Этот наш стих — ну, ты помнишь — читают с экранов. И, не поверишь, я тоже читаю, со сцены.
Плачу, конечно. Где ты был — там вечная рана. Там, где был ты, только память, а память — бесценна.
Ты не сердись, но мы к осени дачу продали. Мне заходить в этот дом было невыносимо.
В сейфе твои у меня сохранились медали. Я покажу их когда-нибудь младшему сыну. Он стал таким — ты б, увидев его, не узнал бы! Шустрый, смешной, рассуждает почти что как взрослый. Банку компота легко может выдуть хоть залпом. Выше, чем старший был в этом же возрасте ростом.
А рассказать тебе, может, про жаркое лето и отражения звезд, утонувших в бассейне?
Наши друзья возвращаются к нам «из-за ленты». Даже не веруя, молимся о их спасении.
Мир поломался. Мы, так, как нам верится, чиним. Каждому навыку есть теперь, где пригодиться.
Те, кто был мальчики, стали сегодня мужчины. Ты бы такими моими друзьями гордился.

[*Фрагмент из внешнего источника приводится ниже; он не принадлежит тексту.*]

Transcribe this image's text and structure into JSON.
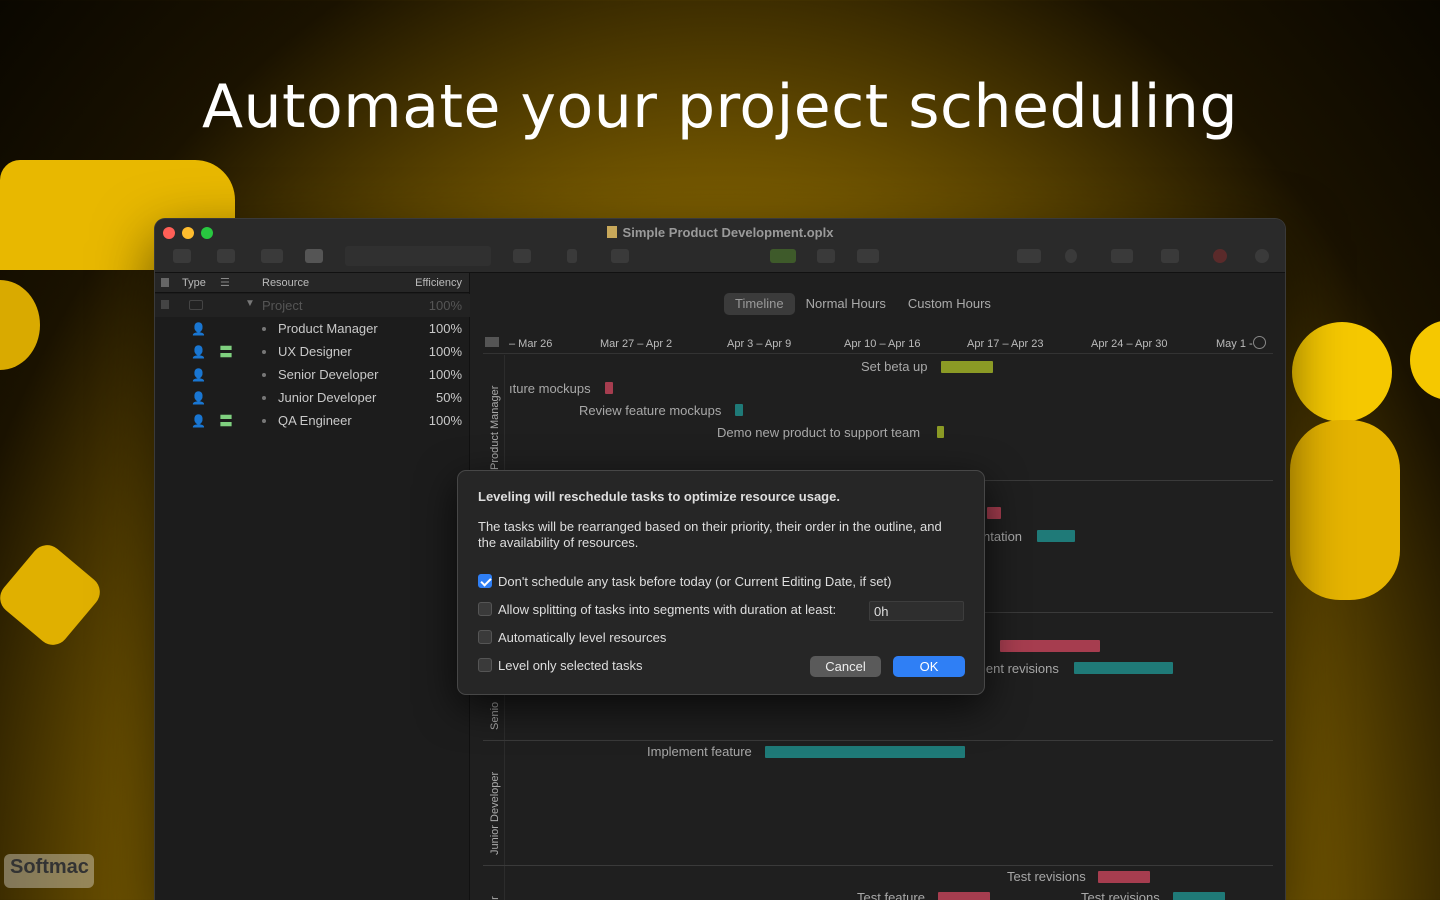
{
  "headline": "Automate your project scheduling",
  "window": {
    "title": "Simple Product Development.oplx",
    "traffic_colors": [
      "#ff5f57",
      "#febc2e",
      "#28c840"
    ]
  },
  "outline": {
    "headers": {
      "type": "Type",
      "resource": "Resource",
      "efficiency": "Efficiency"
    },
    "project": {
      "name": "Project",
      "efficiency": "100%"
    },
    "rows": [
      {
        "name": "Product Manager",
        "efficiency": "100%"
      },
      {
        "name": "UX Designer",
        "efficiency": "100%"
      },
      {
        "name": "Senior Developer",
        "efficiency": "100%"
      },
      {
        "name": "Junior Developer",
        "efficiency": "50%"
      },
      {
        "name": "QA Engineer",
        "efficiency": "100%"
      }
    ]
  },
  "view_tabs": {
    "timeline": "Timeline",
    "normal": "Normal Hours",
    "custom": "Custom Hours"
  },
  "timeline_headers": [
    "– Mar 26",
    "Mar 27 – Apr 2",
    "Apr 3 – Apr 9",
    "Apr 10 – Apr 16",
    "Apr 17 – Apr 23",
    "Apr 24 – Apr 30",
    "May 1 -"
  ],
  "lanes": {
    "pm": "Product Manager",
    "senior": "Senio",
    "junior": "Junior Developer",
    "qa": "er"
  },
  "tasks": {
    "set_beta_up": "Set beta up",
    "feature_mockups": "ıture mockups",
    "review_mockups": "Review feature mockups",
    "demo": "Demo new product to support team",
    "implementation": "ntation",
    "implement_revisions": "ient revisions",
    "implement_feature": "Implement feature",
    "test_revisions": "Test revisions",
    "test_feature": "Test feature",
    "test_revisions_2": "Test revisions"
  },
  "colors": {
    "bar_olive": "#8b9a25",
    "bar_teal": "#1f7a78",
    "bar_red": "#a63d4f",
    "accent_blue": "#2f7ff5"
  },
  "dialog": {
    "heading": "Leveling will reschedule tasks to optimize resource usage.",
    "body": "The tasks will be rearranged based on their priority, their order in the outline, and the availability of resources.",
    "options": [
      {
        "label": "Don't schedule any task before today (or Current Editing Date, if set)",
        "checked": true
      },
      {
        "label": "Allow splitting of tasks into segments with duration at least:",
        "checked": false
      },
      {
        "label": "Automatically level resources",
        "checked": false
      },
      {
        "label": "Level only selected tasks",
        "checked": false
      }
    ],
    "duration_value": "0h",
    "cancel": "Cancel",
    "ok": "OK"
  },
  "watermark": "Softmac"
}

Мама непросто. Но я обещаю, что справлюсь. Вот, собираемся скоро ей выбрать щеночка с добрым, веселым и капельку взбалмошным нравом. Я отыщу, я смогу, я хорошая дочка.
Ты не ворчи, что к тебе приезжаю так редко. Я всё никак не приму, что ты — цифры на камне. Кладбища — это про давних и призрачных предков. Ты — про блины и картошку с селедкой от мамы.
Ты — про концерты мои и про каждую книжку. Может, смешно — я всегда тебя чувствую в зале. Ты есть в любом моем быстрорастущем мальчишке — в ком-то улыбкой, характером, в ком-то — глазами.
Ты есть во всем. Ничего не проходит, я знаю. Девочке три в тридцать шесть, и так будет и дальше. Если ты видишь всё нашими, папа, глазами, значит, ты знаешь: мир честный, в нем нет больше фальши.
Куртку твою сохранила. В ней — веришь? — твой запах. Кутаюсь и обнимаю в минуты печали. Девочке три, она едет на шее у папы, и, выбираясь из куртки, начнет все сначала.